Intrigué par cette architecture, l'elfe observa attentivement les moindres colonnades et arcs mouvementés. La pierre claire ne souffrait aucune tâche et la fraîcheur se préservait grâce à l'épaisseur des murs.

À son passage, Dorgon devina bien que les astres le scrutaient avec attention. Un mélange de curiosité et de crainte se reflétait dans leurs yeux sombres. Parfois, de l'antipathie se lisait, probablement due à une forme de mépris. Bien sûr, aucune femme n'était présente. Les hommes se drapaient de tissus bigarrés, de bijoux extravagants ainsi que de turbans plus chatoyants les uns que les autres.

— L'arabesque sur leur front est argentée, remarqua tout bas l'elfe.

— Exactement. Les courtisans n'ont pas le même pouvoir que l'intendant ou le roi. En ce qui te concerne, ils ne pourront pas te forcer à forniquer. En revanche, tu ne pourras pas non-plus les blesser ou les tuer.

— Je vois.

— Le roi a masqué ton aura elfique ; ils ignorent ta race. Ceci-dit, ton parfum les enivre et la grande majorité de la cour voudrait bien monter les esclaves sexuels de Nilcalar.

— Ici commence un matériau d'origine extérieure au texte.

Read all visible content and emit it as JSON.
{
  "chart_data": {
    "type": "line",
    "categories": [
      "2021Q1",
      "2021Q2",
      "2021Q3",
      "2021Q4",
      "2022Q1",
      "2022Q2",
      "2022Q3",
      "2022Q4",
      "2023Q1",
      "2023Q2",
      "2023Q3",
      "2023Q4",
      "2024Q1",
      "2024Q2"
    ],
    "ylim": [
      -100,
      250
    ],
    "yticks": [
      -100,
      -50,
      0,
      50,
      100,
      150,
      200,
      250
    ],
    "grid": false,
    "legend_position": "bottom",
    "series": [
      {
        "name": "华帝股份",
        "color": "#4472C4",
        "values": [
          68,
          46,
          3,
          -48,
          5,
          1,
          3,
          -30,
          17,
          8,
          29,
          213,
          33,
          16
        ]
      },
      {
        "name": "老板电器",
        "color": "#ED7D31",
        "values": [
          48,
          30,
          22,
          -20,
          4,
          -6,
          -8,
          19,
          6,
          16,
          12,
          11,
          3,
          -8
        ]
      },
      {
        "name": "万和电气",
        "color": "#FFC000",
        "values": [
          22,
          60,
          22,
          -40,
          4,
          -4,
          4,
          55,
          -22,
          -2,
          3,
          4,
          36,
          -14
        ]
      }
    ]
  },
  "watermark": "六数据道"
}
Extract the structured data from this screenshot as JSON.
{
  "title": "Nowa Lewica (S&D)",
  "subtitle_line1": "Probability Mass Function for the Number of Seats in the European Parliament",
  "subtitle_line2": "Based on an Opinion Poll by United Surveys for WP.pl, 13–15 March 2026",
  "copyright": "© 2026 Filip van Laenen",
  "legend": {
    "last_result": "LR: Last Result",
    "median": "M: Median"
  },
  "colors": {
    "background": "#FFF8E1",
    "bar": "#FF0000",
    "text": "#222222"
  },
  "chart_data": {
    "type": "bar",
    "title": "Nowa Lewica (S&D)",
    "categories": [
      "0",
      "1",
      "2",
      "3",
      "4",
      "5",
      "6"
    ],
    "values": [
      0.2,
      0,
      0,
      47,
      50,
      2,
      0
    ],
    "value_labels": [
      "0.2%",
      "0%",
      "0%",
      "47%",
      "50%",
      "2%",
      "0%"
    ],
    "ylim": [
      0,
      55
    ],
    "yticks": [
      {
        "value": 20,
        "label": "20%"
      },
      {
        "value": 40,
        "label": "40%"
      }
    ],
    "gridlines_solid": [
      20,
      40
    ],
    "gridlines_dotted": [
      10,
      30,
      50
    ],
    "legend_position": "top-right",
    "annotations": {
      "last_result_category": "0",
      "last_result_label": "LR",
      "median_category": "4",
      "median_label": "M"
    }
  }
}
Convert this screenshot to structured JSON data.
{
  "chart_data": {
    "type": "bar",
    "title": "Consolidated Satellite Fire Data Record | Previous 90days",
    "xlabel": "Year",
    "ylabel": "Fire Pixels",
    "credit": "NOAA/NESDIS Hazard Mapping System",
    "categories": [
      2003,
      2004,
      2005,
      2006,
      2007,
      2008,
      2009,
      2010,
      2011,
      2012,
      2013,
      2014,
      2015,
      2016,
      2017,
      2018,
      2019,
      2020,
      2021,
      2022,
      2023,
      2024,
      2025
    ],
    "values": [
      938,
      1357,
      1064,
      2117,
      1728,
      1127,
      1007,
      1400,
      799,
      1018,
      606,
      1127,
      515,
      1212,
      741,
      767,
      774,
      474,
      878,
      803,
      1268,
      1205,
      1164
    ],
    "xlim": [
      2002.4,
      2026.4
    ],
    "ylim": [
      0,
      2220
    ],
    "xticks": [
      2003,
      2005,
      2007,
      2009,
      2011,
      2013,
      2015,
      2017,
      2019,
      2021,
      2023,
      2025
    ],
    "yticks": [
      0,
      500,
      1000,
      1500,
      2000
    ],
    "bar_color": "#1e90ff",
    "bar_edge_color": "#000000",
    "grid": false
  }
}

Dorgon ne put s'empêcher de tressaillir d'abjection :

— Donc si l'un d'entre eux a une arabesque noire, je ne pourrais pas me refuser à lui.

— C'est ça. Mais il risquerait d'encourir le courroux de Nilcalar.

Comme pour créditer ces mots, les astres se poussèrent pour laisser le passage à l'eunuque et l'esclave.

— Pourquoi les elfes ont-ils des cicatrices sur tout le corps ? Est-ce une forme de rituel auquel je vais être soumis ?

— Ils ne t'en ont pas parlé ? Tu vas le découvrir rapidement.

— Je vais y passer ?

— Oui, tous les elfes subissent ces morsures. Le spectacle amuse Nilcalar.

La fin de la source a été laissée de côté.